La vitesse d’élimination du mutant de t-PA déficient en Arg117 (qui
est un site de glycosylation par le mannose) est faible.
Le t-PA a une
plus forte affinité pour ce récepteur (kd = 1 à 4 nM) que les autres
glycoprotéines comme la ribonucléase B, la bêta-glucuronidase et
l’ovalbumine (kd = 60 à 600 nM).
L’administration d’estradiol à des
souris provoque une forte expression du récepteur du mannose, et
augmente la clairance du t-PA.
+ Récepteur LRP :
C’est une glycoprotéine de 600 kDa formée de 4 525 acides aminés.

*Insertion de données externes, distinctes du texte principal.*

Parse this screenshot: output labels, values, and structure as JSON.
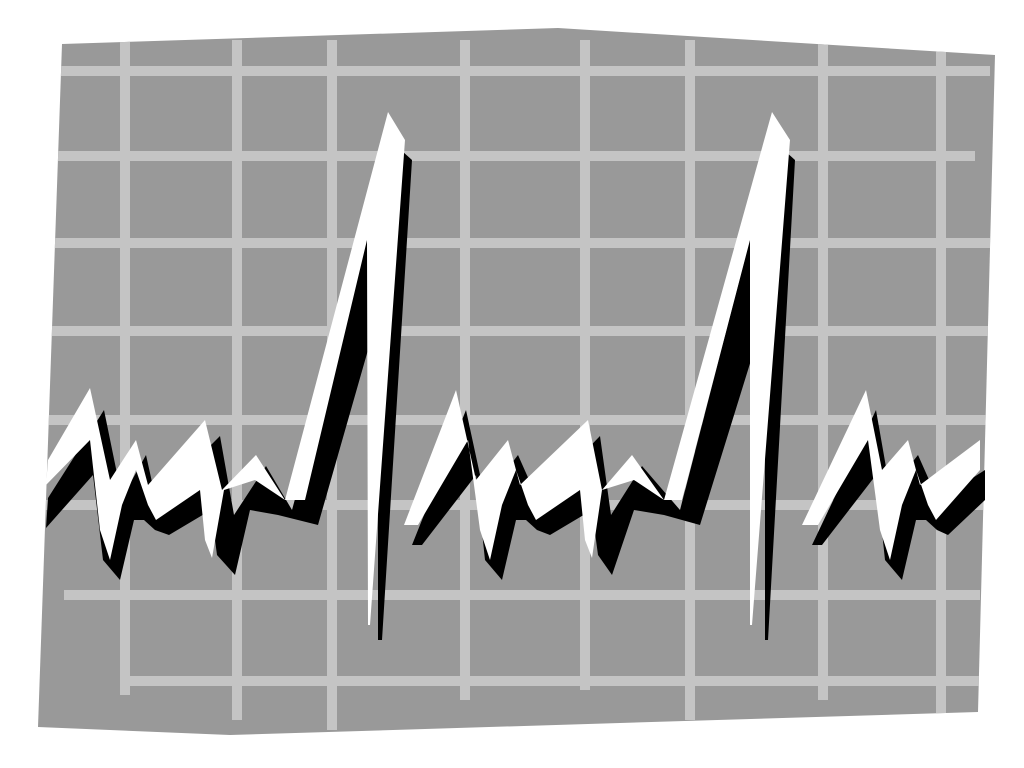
{
  "artwork": {
    "subject": "heartbeat-waveform-on-grid",
    "colors": {
      "background": "#ffffff",
      "panel": "#999999",
      "grid": "#c4c4c4",
      "wave": "#ffffff",
      "wave_shadow": "#000000"
    },
    "wave_cycles_visible": 3
  }
}
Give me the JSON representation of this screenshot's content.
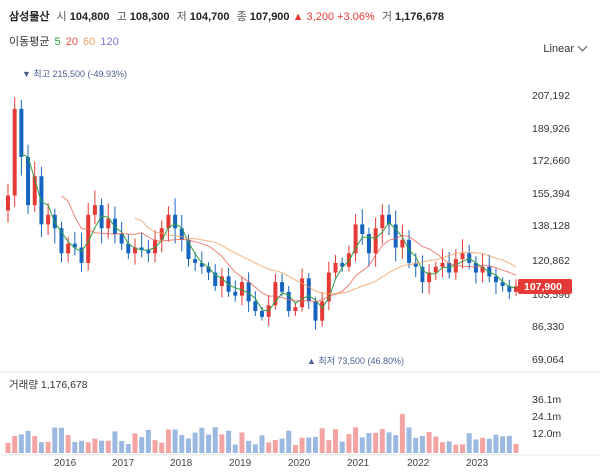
{
  "header": {
    "name": "삼성물산",
    "open_label": "시",
    "open": "104,800",
    "high_label": "고",
    "high": "108,300",
    "low_label": "저",
    "low": "104,700",
    "close_label": "종",
    "close": "107,900",
    "change": "▲ 3,200 +3.06%",
    "volume_label": "거",
    "volume": "1,176,678"
  },
  "ma": {
    "label": "이동평균",
    "p5": "5",
    "p20": "20",
    "p60": "60",
    "p120": "120",
    "c5": "#2e9d3f",
    "c20": "#e8574c",
    "c60": "#f0a060",
    "c120": "#8b6fd6"
  },
  "scale_label": "Linear",
  "colors": {
    "up": "#e53935",
    "down": "#1565c0",
    "vol_up": "#f4a3a3",
    "vol_down": "#9bb8e0",
    "annot": "#4b5e92"
  },
  "price_badge": "107,900",
  "annotations": {
    "high": "▼ 최고 215,500 (-49.93%)",
    "low": "▲ 최저 73,500 (46.80%)"
  },
  "volume_panel": {
    "label": "거래량 1,176,678",
    "ticks": [
      "36.1m",
      "24.1m",
      "12.0m"
    ]
  },
  "chart_data": {
    "type": "candlestick",
    "title": "삼성물산",
    "y_ticks": [
      "207,192",
      "189,926",
      "172,660",
      "155,394",
      "138,128",
      "120,862",
      "103,596",
      "86,330",
      "69,064"
    ],
    "ylim": [
      60000,
      230000
    ],
    "x_ticks": [
      "2016",
      "2017",
      "2018",
      "2019",
      "2020",
      "2021",
      "2022",
      "2023"
    ],
    "last_price": 107900,
    "high": 215500,
    "low": 73500,
    "volume_ticks_m": [
      36.1,
      24.1,
      12.0
    ],
    "monthly_close": [
      155000,
      200000,
      175000,
      150000,
      165000,
      140000,
      145000,
      138000,
      125000,
      130000,
      128000,
      120000,
      145000,
      150000,
      138000,
      143000,
      135000,
      130000,
      125000,
      128000,
      127000,
      125000,
      132000,
      138000,
      145000,
      138000,
      132000,
      122000,
      120000,
      118000,
      115000,
      108000,
      113000,
      105000,
      103000,
      110000,
      100000,
      95000,
      92000,
      98000,
      110000,
      105000,
      95000,
      97000,
      112000,
      100000,
      90000,
      100000,
      115000,
      120000,
      118000,
      125000,
      140000,
      135000,
      125000,
      138000,
      145000,
      140000,
      128000,
      132000,
      120000,
      118000,
      110000,
      115000,
      118000,
      120000,
      115000,
      122000,
      125000,
      120000,
      115000,
      118000,
      113000,
      110000,
      108000,
      105000,
      107900
    ]
  }
}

Elle intervient dans la clairance de l’apoprotéine E, des toxines, des
cytokines, des complexes alpha2-macroglobuline/protéases, de t-PA libre
ou complexé au PAI-1, et du complexe u-PA/PAI-1.
Ce processus
est inhibé par une protéine de 39 kDa appelée RAP (receptor
associated protein).
Comparé au t-PA libre, le complexe
t-PA/PAI-1 est éliminé au moins dix fois plus rapidement par le
récepteur LRP.
La glycoprotéine 330 et le récepteur de 130 kDa des lipoprotéines de
très faible densité (VLDL) sont aussi capables d’éliminer le t-PA libre
ou complexé au PAI-1.
L’inhibition des récepteurs du mannose et
de LRP diminue la clairance du t-PA de 10 fois environ.

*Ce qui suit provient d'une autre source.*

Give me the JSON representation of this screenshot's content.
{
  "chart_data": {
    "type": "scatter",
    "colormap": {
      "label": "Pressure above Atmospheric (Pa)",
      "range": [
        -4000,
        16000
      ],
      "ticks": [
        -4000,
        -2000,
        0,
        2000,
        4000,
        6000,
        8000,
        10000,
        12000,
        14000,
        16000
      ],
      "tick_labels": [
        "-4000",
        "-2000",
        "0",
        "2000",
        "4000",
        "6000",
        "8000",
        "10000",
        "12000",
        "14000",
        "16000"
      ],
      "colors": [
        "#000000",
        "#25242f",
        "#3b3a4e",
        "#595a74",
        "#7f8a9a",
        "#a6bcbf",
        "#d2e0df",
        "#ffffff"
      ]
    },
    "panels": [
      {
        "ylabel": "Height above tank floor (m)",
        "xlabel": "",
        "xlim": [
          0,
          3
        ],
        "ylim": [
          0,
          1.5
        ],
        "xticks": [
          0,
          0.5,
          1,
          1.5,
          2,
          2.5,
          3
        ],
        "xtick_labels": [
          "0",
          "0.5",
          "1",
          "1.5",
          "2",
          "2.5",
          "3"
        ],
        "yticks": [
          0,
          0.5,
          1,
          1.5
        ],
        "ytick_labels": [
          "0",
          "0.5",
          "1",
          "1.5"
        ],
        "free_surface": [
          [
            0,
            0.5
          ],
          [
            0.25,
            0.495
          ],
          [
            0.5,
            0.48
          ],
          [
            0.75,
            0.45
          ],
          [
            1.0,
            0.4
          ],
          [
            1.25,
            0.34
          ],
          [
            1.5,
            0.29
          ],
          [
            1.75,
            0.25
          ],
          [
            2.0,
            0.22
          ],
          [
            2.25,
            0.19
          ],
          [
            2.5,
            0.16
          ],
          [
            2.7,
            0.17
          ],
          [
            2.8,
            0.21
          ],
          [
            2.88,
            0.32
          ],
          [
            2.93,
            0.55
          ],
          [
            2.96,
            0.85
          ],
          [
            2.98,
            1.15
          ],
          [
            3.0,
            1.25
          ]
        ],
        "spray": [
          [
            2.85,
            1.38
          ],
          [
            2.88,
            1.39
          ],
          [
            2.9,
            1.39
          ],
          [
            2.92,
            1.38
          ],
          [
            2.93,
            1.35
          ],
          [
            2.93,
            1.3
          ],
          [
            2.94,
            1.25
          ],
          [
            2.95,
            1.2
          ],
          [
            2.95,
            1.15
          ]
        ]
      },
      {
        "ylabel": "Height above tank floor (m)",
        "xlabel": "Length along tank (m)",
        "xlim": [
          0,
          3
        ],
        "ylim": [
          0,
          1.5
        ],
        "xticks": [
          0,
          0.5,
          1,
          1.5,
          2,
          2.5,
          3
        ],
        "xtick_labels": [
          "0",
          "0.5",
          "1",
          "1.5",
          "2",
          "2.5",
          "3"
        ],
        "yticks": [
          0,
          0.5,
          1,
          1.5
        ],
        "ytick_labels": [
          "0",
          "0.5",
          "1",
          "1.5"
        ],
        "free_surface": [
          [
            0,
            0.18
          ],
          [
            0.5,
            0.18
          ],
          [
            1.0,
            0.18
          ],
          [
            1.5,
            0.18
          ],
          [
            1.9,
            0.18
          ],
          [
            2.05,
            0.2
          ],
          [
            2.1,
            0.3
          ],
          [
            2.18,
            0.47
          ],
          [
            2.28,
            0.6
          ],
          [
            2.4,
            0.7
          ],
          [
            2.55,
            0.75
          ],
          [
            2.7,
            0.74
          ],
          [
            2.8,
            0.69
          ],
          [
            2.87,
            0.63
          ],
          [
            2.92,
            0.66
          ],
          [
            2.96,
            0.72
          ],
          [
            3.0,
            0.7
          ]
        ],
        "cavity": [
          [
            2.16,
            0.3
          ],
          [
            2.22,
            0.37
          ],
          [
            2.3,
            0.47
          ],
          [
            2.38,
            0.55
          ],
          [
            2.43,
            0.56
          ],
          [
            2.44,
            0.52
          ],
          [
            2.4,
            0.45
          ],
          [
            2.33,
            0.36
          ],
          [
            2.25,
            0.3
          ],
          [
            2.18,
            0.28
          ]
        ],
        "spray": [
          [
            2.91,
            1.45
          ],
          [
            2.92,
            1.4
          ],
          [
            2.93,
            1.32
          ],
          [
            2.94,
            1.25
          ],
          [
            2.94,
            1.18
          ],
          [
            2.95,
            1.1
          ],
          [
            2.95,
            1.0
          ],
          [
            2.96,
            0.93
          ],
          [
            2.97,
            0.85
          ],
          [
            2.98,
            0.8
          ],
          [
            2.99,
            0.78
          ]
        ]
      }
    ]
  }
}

3- Activation du plasminogène facteur XII-dépendante :
interaction de la phase contact de la coagulation
avec la fibrinolyse
L’activité fibrinolytique d’un plasma déficient en facteur XII, en
prékallikréine (PK) et en kininogène de haut poids moléculaire
(KHPM) est faible.
Inversement, l’addition de sulfate de Dextran ou
de kaolin au plasma normal entraîne un raccourcissement du temps
de lyse des euglobulines isolées à partir de ce plasma.
Au cours
d’une lésion endothéliale, il est probable que la phase contact
s’active localement par l’interaction du facteur XII avec le sousendothélium,
générant du facteur XII activé (XIIa) qui est capable
d’activer directement le plasminogène et la kallikréine qui peut
convertir le scu-PA en tcu-PA.
La kallikréine et les facteurs XIa, XIIa
et le fragment b du facteur XIIa sont à l’origine de l’activité
fibrinolytique facteur XII-dépendante.
Le système est autocatalytique puisque la plasmine, comme la
kallikréine, permet la transformation du facteur XII inactif en facteur
XII activé.
4- Activation de la fibrinolyse d’origine leucocytaire
:
Il existe également une activité fibrinolytique dans les éléments
figurés du sang comme les leucocytes.
Ces protéases conduisent à
des produits de dégradation du fibrinogène différents de ceux
produits par la plasmine.
Les principales enzymes leucocytaires
douées de cette activité fibrinolytique sont l’élastase et la cathepsine
G, d’un poids moléculaire respectif de 28 et 30 kDa.